Friedrich Miescher Institute for Biomedical Research, Basel, Switzerland.
SIB Swiss Institute of Bioinformatics, Basel, Switzerland.
PLoS Comput Biol. 2021 Jan 11;17(1):e1008585. doi: 10.1371/journal.pcbi.1008585. eCollection 2021 Jan.
Experimental single-cell approaches are becoming widely used for many purposes, including investigation of the dynamic behaviour of developing biological systems. Consequently, a large number of computational methods for extracting dynamic information from such data have been developed. One example is RNA velocity analysis, in which spliced and unspliced RNA abundances are jointly modeled in order to infer a 'direction of change' and thereby a future state for each cell in the gene expression space. Naturally, the accuracy and interpretability of the inferred RNA velocities depend crucially on the correctness of the estimated abundances. Here, we systematically compare five widely used quantification tools, in total yielding thirteen different quantification approaches, in terms of their estimates of spliced and unspliced RNA abundances in five experimental droplet scRNA-seq data sets. We show that there are substantial differences between the quantifications obtained from different tools, and identify typical genes for which such discrepancies are observed. We further show that these abundance differences propagate to the downstream analysis, and can have a large effect on estimated velocities as well as the biological interpretation. Our results highlight that abundance quantification is a crucial aspect of the RNA velocity analysis workflow, and that both the definition of the genomic features of interest and the quantification algorithm itself require careful consideration.

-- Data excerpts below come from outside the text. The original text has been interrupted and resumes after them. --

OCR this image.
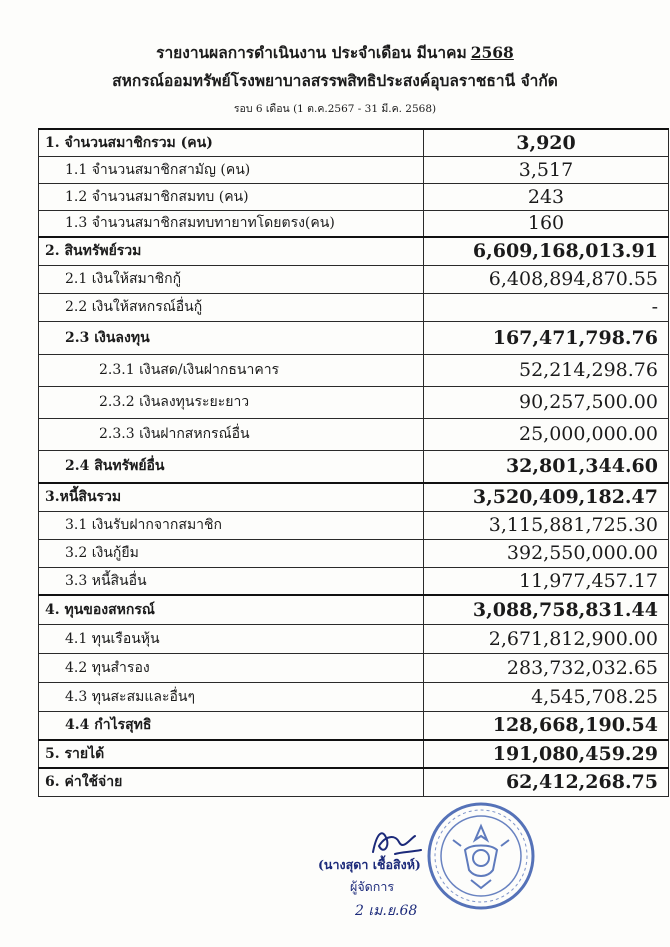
รายงานผลการดำเนินงาน ประจำเดือน มีนาคม 2568
สหกรณ์ออมทรัพย์โรงพยาบาลสรรพสิทธิประสงค์อุบลราชธานี จำกัด
รอบ 6 เดือน (1 ต.ค.2567 - 31 มี.ค. 2568)
1. จำนวนสมาชิกรวม (คน)	3,920
1.1 จำนวนสมาชิกสามัญ (คน)	3,517
1.2 จำนวนสมาชิกสมทบ (คน)	243
1.3 จำนวนสมาชิกสมทบทายาทโดยตรง(คน)	160
2. สินทรัพย์รวม	6,609,168,013.91
2.1 เงินให้สมาชิกกู้	6,408,894,870.55
2.2 เงินให้สหกรณ์อื่นกู้	-
2.3 เงินลงทุน	167,471,798.76
2.3.1 เงินสด/เงินฝากธนาคาร	52,214,298.76
2.3.2 เงินลงทุนระยะยาว	90,257,500.00
2.3.3 เงินฝากสหกรณ์อื่น	25,000,000.00
2.4 สินทรัพย์อื่น	32,801,344.60
3.หนี้สินรวม	3,520,409,182.47
3.1 เงินรับฝากจากสมาชิก	3,115,881,725.30
3.2 เงินกู้ยืม	392,550,000.00
3.3 หนี้สินอื่น	11,977,457.17
4. ทุนของสหกรณ์	3,088,758,831.44
4.1 ทุนเรือนหุ้น	2,671,812,900.00
4.2 ทุนสำรอง	283,732,032.65
4.3 ทุนสะสมและอื่นๆ	4,545,708.25
4.4 กำไรสุทธิ	128,668,190.54
5. รายได้	191,080,459.29
6. ค่าใช้จ่าย	62,412,268.75
(นางสุดา เชื้อสิงห์)
ผู้จัดการ
2 เม.ย.68
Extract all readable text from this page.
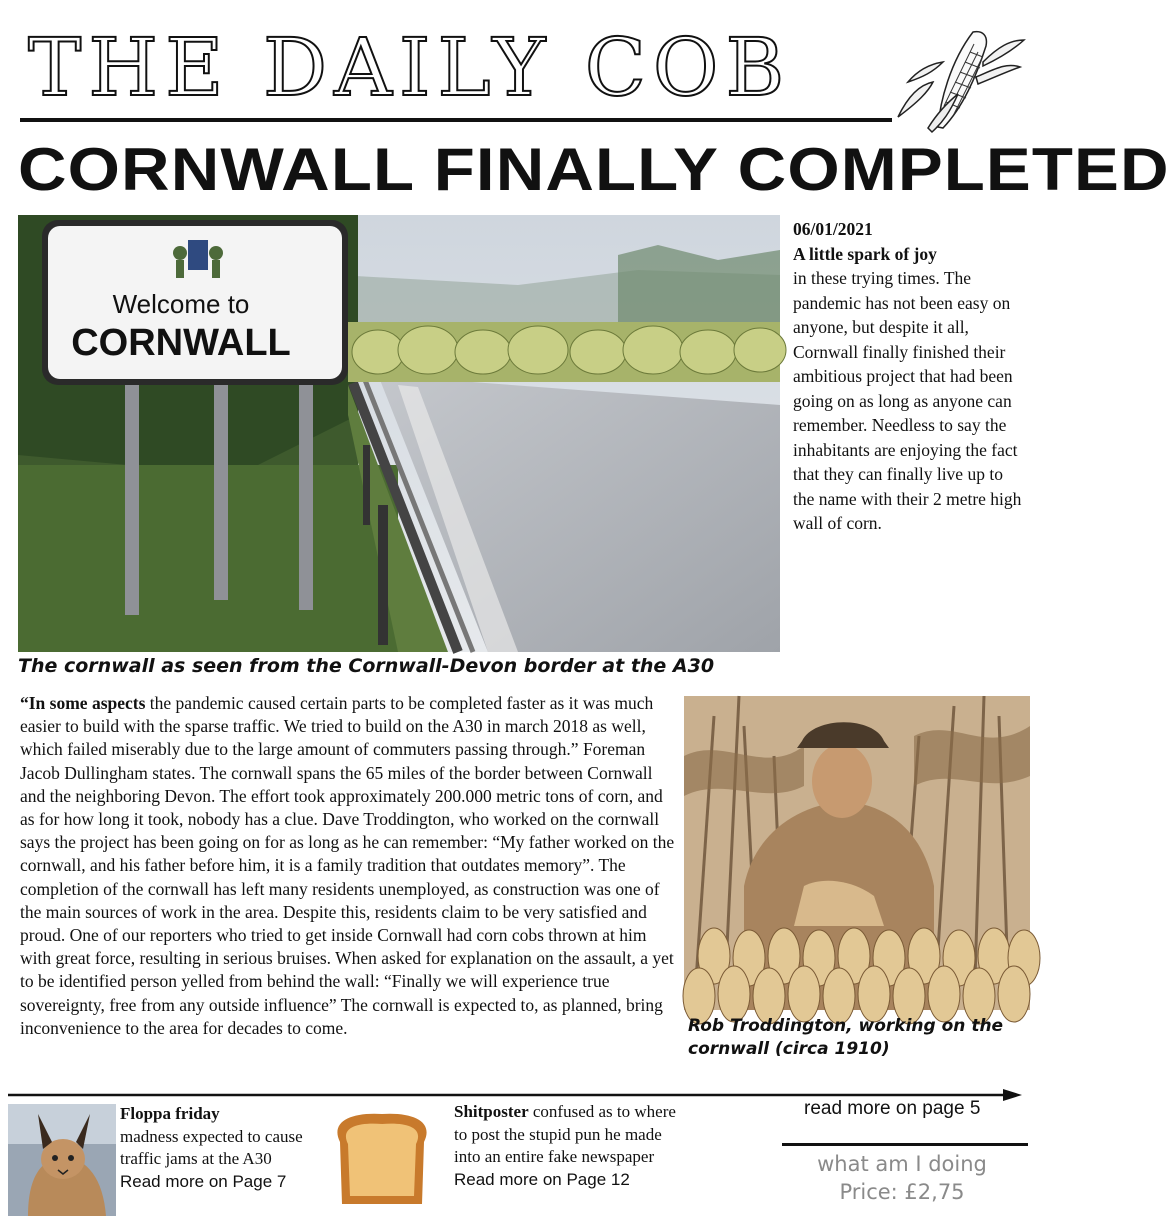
THE DAILY COB
CORNWALL FINALLY COMPLETED
Welcome to
CORNWALL
The cornwall as seen from the Cornwall-Devon border at the A30
06/01/2021
A little spark of joy
in these trying times. The pandemic has not been easy on anyone, but despite it all, Cornwall finally finished their ambitious project that had been going on as long as anyone can remember. Needless to say the inhabitants are enjoying the fact that they can finally live up to the name with their 2 metre high wall of corn.
“In some aspects the pandemic caused certain parts to be completed faster as it was much easier to build with the sparse traffic. We tried to build on the A30 in march 2018 as well, which failed miserably due to the large amount of commuters passing through.” Foreman Jacob Dullingham states. The cornwall spans the 65 miles of the border between Cornwall and the neighboring Devon. The effort took approximately 200.000 metric tons of corn, and as for how long it took, nobody has a clue. Dave Troddington, who worked on the cornwall says the project has been going on for as long as he can remember: “My father worked on the cornwall, and his father before him, it is a family tradition that outdates memory”. The completion of the cornwall has left many residents unemployed, as construction was one of the main sources of work in the area. Despite this, residents claim to be very satisfied and proud. One of our reporters who tried to get inside Cornwall had corn cobs thrown at him with great force, resulting in serious bruises. When asked for explanation on the assault, a yet to be identified person yelled from behind the wall: “Finally we will experience true sovereignty, free from any outside influence” The cornwall is expected to, as planned, bring inconvenience to the area for decades to come.	Rob Troddington, working on the cornwall (circa 1910)
Floppa friday
madness expected to cause traffic jams at the A30
Read more on Page 7
Shitposter confused as to where to post the stupid pun he made into an entire fake newspaper
Read more on Page 12
read more on page 5
what am I doing
Price: £2,75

实验单细胞方法正被广泛应用于多种目的,包括研究生物系统的动态行为。因此,已经开发出了大量用于从这些数据中提取动态信息的计算方法。一个例子是 RNA 速度分析,它联合建模了剪接和非剪接 RNA 的丰度,以推断每个细胞在基因表达空间中的“变化方向”,从而推断出其未来的状态。自然地,推断出的 RNA 速度的准确性和可解释性在很大程度上取决于估计丰度的正确性。在这里,我们系统性地比较了五个广泛使用的定量工具,总共产生了十三种不同的定量方法,根据它们在五个实验液滴 scRNA-seq 数据集的剪接和非剪接 RNA 丰度的估计。我们表明,不同工具获得的定量之间存在很大差异,并确定了观察到这种差异的典型基因。我们进一步表明,这些丰度差异会传播到下游分析中,并对估计的速度以及生物解释产生很大影响。我们的结果强调了丰度定量是 RNA 速度分析工作流程的关键方面,并且感兴趣的基因组特征的定义和定量算法本身都需要仔细考虑。